Smartphone apps are there to make life easier, and maybe more fun – that’s the whole point of them. But while you might already be a keen user of the core suite of Google Apps – the likes of Drive, Gmail and Calendar – and perhaps have a few other essential apps on your phone that you use for a mixture of work and play, Google has a whole raft of other apps up its sleeve that you’ve probably never even heard of. The right apps can boost your productivity in and out of the office – here are five to consider adding to your phone’s home screen.
For a long time PayPal has been the default digital payment system – the one that instantly comes to mind when you think of paying for goods or services online. Now that has begun to change, with the launch of Google Wallet and more recently Apple Pay, which are designed to make it easy for consumers to make payments with just a couple of taps on both mobile devices and more conventional platforms. In the latest change to this developing sector, Google Wallet has teamed up with payment processor WePay, which provides the technology behind invoicing programs, e-commerce platforms and charitable donation and crowdfunding sites. The move expands the reach of Google Wallet – and Apple is said to be not far behind, with a similar deal – and makes now a good time to equip yourself with one or both apps. Expect mobile platforms like these to play an increasingly visible role in both online transactions and physical, face-to-face purchases in retail outlets and elsewhere.
Google Gesture Search
Need to quickly track down contacts, messages, applications and other data and files on your phone? Google Gesture Search may only be available for Android devices at the moment, but it can speed up the process of searching for that elusive file or folder. The app allows you to use your finger to draw letters, numbers or symbols on your phone’s screen to identify the item you are searching for. The app is also intelligent in that the more you use it, the more it learns from your search history and makes better, more accurate guesses at what you’re hunting for. Clunky text searches that either yield hundreds of irrelevant results, or none at all, are a thing of the past.
Waze is designed to help you avoid traffic jams and smooth the pain of your travels, while it also allowing you to out for pesky speed cameras. However, it isn’t proving as popular with law enforcement. Perhaps understandably in the wake of recent shootings, authorities fear the police finding feature of the app – primarily intended to give a heads-up on speed traps – could make it all too easy for those so inclined to locate and attack police.

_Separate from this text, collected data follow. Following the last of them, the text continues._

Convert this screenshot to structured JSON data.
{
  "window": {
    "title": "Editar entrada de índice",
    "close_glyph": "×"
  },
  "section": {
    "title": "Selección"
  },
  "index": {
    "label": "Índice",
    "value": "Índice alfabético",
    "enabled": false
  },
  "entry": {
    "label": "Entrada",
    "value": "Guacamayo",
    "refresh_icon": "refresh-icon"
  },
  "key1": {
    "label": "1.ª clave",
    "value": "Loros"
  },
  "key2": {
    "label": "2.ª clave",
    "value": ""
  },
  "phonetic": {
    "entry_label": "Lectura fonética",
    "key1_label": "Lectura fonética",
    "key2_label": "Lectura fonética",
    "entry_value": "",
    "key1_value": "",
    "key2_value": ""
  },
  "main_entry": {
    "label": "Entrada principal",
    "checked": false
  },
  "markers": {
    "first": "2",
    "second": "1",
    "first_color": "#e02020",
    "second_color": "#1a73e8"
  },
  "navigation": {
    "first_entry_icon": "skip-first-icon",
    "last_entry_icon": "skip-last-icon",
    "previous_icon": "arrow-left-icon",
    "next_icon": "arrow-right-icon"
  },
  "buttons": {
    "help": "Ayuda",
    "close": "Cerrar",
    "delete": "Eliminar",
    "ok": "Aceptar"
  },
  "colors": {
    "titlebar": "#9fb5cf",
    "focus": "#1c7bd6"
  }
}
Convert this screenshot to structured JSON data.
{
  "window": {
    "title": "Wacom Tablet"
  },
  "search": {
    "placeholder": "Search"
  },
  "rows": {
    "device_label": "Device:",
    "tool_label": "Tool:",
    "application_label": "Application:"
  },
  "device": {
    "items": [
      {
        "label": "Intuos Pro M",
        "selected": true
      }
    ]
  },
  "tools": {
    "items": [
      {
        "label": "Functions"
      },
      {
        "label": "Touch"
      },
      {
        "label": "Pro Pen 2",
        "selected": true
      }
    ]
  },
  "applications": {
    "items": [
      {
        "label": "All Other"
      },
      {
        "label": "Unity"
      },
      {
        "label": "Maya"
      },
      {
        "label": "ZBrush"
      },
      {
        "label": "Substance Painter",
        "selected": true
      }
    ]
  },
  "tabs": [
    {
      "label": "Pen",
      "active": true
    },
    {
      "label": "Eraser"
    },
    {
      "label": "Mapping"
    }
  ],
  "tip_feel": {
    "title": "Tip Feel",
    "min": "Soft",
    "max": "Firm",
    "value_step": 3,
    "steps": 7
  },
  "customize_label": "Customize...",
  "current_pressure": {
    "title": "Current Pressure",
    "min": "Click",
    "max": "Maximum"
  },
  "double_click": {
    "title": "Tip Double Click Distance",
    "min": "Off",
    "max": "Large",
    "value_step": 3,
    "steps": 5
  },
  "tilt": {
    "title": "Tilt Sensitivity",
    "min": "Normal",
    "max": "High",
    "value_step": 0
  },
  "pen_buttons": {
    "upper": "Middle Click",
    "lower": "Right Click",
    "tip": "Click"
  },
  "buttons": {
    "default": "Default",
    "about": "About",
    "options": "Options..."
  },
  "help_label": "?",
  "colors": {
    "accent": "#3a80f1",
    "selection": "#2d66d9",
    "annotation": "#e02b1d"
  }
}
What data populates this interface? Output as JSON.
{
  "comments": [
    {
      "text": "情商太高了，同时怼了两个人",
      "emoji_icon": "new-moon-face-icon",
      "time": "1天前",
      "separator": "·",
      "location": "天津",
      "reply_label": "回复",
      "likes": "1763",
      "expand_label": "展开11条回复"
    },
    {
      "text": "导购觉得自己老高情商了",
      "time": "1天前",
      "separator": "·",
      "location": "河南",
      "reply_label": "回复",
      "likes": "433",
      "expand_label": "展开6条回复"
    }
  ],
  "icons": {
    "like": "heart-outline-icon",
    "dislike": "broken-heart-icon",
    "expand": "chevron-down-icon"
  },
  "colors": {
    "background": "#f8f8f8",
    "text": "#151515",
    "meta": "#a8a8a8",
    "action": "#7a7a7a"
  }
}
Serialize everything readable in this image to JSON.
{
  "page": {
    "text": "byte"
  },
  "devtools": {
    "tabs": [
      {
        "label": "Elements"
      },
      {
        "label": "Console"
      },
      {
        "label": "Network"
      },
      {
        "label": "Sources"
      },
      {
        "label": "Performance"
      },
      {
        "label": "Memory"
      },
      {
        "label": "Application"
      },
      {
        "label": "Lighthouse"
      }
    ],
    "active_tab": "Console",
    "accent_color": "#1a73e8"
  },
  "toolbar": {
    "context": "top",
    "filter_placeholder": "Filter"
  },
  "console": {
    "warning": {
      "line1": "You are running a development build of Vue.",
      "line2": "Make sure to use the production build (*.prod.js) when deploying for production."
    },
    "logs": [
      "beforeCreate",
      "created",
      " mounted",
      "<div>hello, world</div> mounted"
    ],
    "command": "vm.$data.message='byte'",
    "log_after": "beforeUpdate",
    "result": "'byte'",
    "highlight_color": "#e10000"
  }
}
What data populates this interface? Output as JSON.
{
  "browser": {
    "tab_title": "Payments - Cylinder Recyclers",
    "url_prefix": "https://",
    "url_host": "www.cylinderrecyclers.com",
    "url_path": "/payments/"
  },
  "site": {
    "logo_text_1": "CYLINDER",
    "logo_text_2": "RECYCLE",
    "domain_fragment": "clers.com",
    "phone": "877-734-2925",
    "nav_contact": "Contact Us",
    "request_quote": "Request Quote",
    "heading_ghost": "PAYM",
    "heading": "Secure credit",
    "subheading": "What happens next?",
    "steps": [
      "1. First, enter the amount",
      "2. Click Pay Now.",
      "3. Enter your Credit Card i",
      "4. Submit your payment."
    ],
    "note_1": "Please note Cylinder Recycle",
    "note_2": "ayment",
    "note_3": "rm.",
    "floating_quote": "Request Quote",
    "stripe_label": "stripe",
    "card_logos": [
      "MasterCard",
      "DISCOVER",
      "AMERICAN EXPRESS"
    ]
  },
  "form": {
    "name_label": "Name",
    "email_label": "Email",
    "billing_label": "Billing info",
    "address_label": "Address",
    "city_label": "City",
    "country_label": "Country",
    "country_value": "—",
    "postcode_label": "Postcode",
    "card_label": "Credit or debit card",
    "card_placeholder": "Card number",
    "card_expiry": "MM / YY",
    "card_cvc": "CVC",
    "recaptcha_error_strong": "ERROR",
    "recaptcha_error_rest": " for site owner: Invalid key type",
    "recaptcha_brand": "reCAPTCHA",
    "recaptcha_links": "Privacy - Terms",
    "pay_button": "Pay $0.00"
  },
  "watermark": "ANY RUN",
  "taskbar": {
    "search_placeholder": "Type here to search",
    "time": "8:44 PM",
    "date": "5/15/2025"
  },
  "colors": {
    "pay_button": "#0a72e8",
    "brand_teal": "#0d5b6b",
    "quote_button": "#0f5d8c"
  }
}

All the same, because the app is based on crowdsourced data about congestion and cameras as submitted by users, it isn’t a totally comprehensive map and doesn’t contain anything that couldn’t already be spread by word of mouth. But it’s probably enough to make your next journey that little bit easier.
Okay, so you already know about this popular translation app, which can help you switch text between around eighty languages. You might even be aware that the app already offers support for voice-to-text translation, whereby you can speak or play a recording of a foreign language into your microphone and have Google instantly translate it into the language of your choice. But at the moment, you have to know which language the original recording is in, in order to select it from within the app – and that is what is about to change. Though there is currently no definite timeframe for release, it is reported that Google is expecting to roll out new features to enable the app to automatically detect a number of common languages and translate without the need for any further human input.
It’s not only your laptop that should be protected with a secure password – with the number of apps and volume of data likely held in the cloud via your Google account, an intruder gaining access could leave you and your organization at serious risk of a data leak or other security breach. More secure than a regular password alone, Google Authenticator makes it easy for you to put into place two-step verification – which security experts recommend should be standard practice. Once you have this app fighting your corner, logging in to your Google account involves entering your regular password alongside a random code generated by the app – making it far harder for outsiders to break their way in. And because the code is actually generated on the device itself rather than sent from a Google server, it doesn’t even matter if your phone is offline or lacking mobile connection at the time.